At the last hearing on Jan 1, the Supreme Court had held the petitions maintainable on the grounds that the matter involved the enforcement of fundamental rights like Article 9 that guarantees security of citizens and Article 17 that deals with freedom of association.

When senior counsel Barrister Farogh Naseem said the petitioners had sought suspension of the Elections Act 2017 because a disqualified person could not become the head of a political party, the chief justice observed that the apex court would have to consider whether or not it could suspend an act passed by legislators.

Justice Nisar, however, observed that the individual had become the party head under a law that was currently in the field.

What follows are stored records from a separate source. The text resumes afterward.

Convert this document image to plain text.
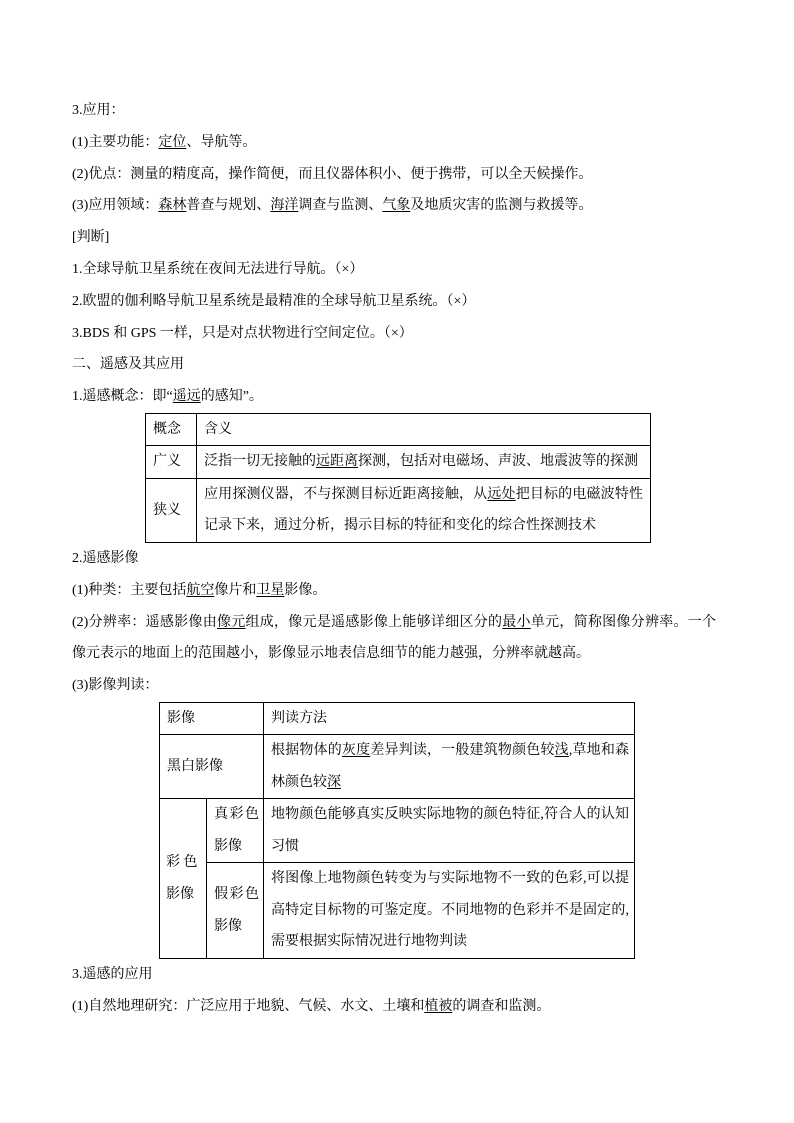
3.应用：

(1)主要功能：定位、导航等。

(2)优点：测量的精度高，操作简便，而且仪器体积小、便于携带，可以全天候操作。

(3)应用领域：森林普查与规划、海洋调查与监测、气象及地质灾害的监测与救援等。

[判断]

1.全球导航卫星系统在夜间无法进行导航。（×）

2.欧盟的伽利略导航卫星系统是最精准的全球导航卫星系统。（×）

3.BDS 和 GPS 一样，只是对点状物进行空间定位。（×）

二、遥感及其应用

1.遥感概念：即“遥远的感知”。

概念	含义
广义	泛指一切无接触的远距离探测，包括对电磁场、声波、地震波等的探测
狭义	应用探测仪器，不与探测目标近距离接触，从远处把目标的电磁波特性记录下来，通过分析，揭示目标的特征和变化的综合性探测技术

2.遥感影像

(1)种类：主要包括航空像片和卫星影像。

(2)分辨率：遥感影像由像元组成，像元是遥感影像上能够详细区分的最小单元，简称图像分辨率。一个像元表示的地面上的范围越小，影像显示地表信息细节的能力越强，分辨率就越高。

(3)影像判读：

影像		判读方法
黑白影像		根据物体的灰度差异判读，一般建筑物颜色较浅,草地和森林颜色较深

彩 色
影像	真彩色影像	地物颜色能够真实反映实际地物的颜色特征,符合人的认知习惯
	假彩色影像	将图像上地物颜色转变为与实际地物不一致的色彩,可以提高特定目标物的可鉴定度。不同地物的色彩并不是固定的,需要根据实际情况进行地物判读

3.遥感的应用

(1)自然地理研究：广泛应用于地貌、气候、水文、土壤和植被的调查和监测。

While referring to different political statements of Saad Rafique, the chief justice observed that the court could not respond to his statements because he spoke outside the court premises and was alone with a microphone. But he would be provided ample opportunity here to speak and would also get replies, the court observed.

The railways minister, however, said that he could not speak here.

The chief justice said the minister could speak on legal points, but he had to exercise restraint. One should never dig holes, he observed, adding that though he never watched television, he received messages about what had been stated against the judiciary.

“We don’t want to get ourselves involved in political issues, but the restraint we are showing should not be considered our weakness,” the chief justice cautioned, reiterating that judges respected parliament and they expected to be reciprocated by it.

While postponing the hearing to Feb 6, the chief justice observed that the name of Saad Rafique should be written in bold letters.

At this, senior counsel Latif Khosa said in a lighter vein that since Mr Rafique chewed steel peas [lohe ke chane], his name should definitely be written in bold letters.

One of the petitions argued that amendments to the Elections Act were mala fide and unconstitutional as they were being introduced only to accommodate one person i.e. Nawaz Sharif who had been disqualified by the Supreme Court under Article 62(1)(f) of the Constitution.

“The people at large who are citizens of Pakistan have a right to join any political party, including the PML-N, but this right will be completely jeopardised if the party is headed by a disqualified person.

“The act to make [Nawaz] Sharif as the party head of PML-N is against Articles 62, 63 and 189 of the Constitution and unless and until this court extends immediate judicial interference, grave prejudice will be caused to the petitioner and the public at large,” the petition contended.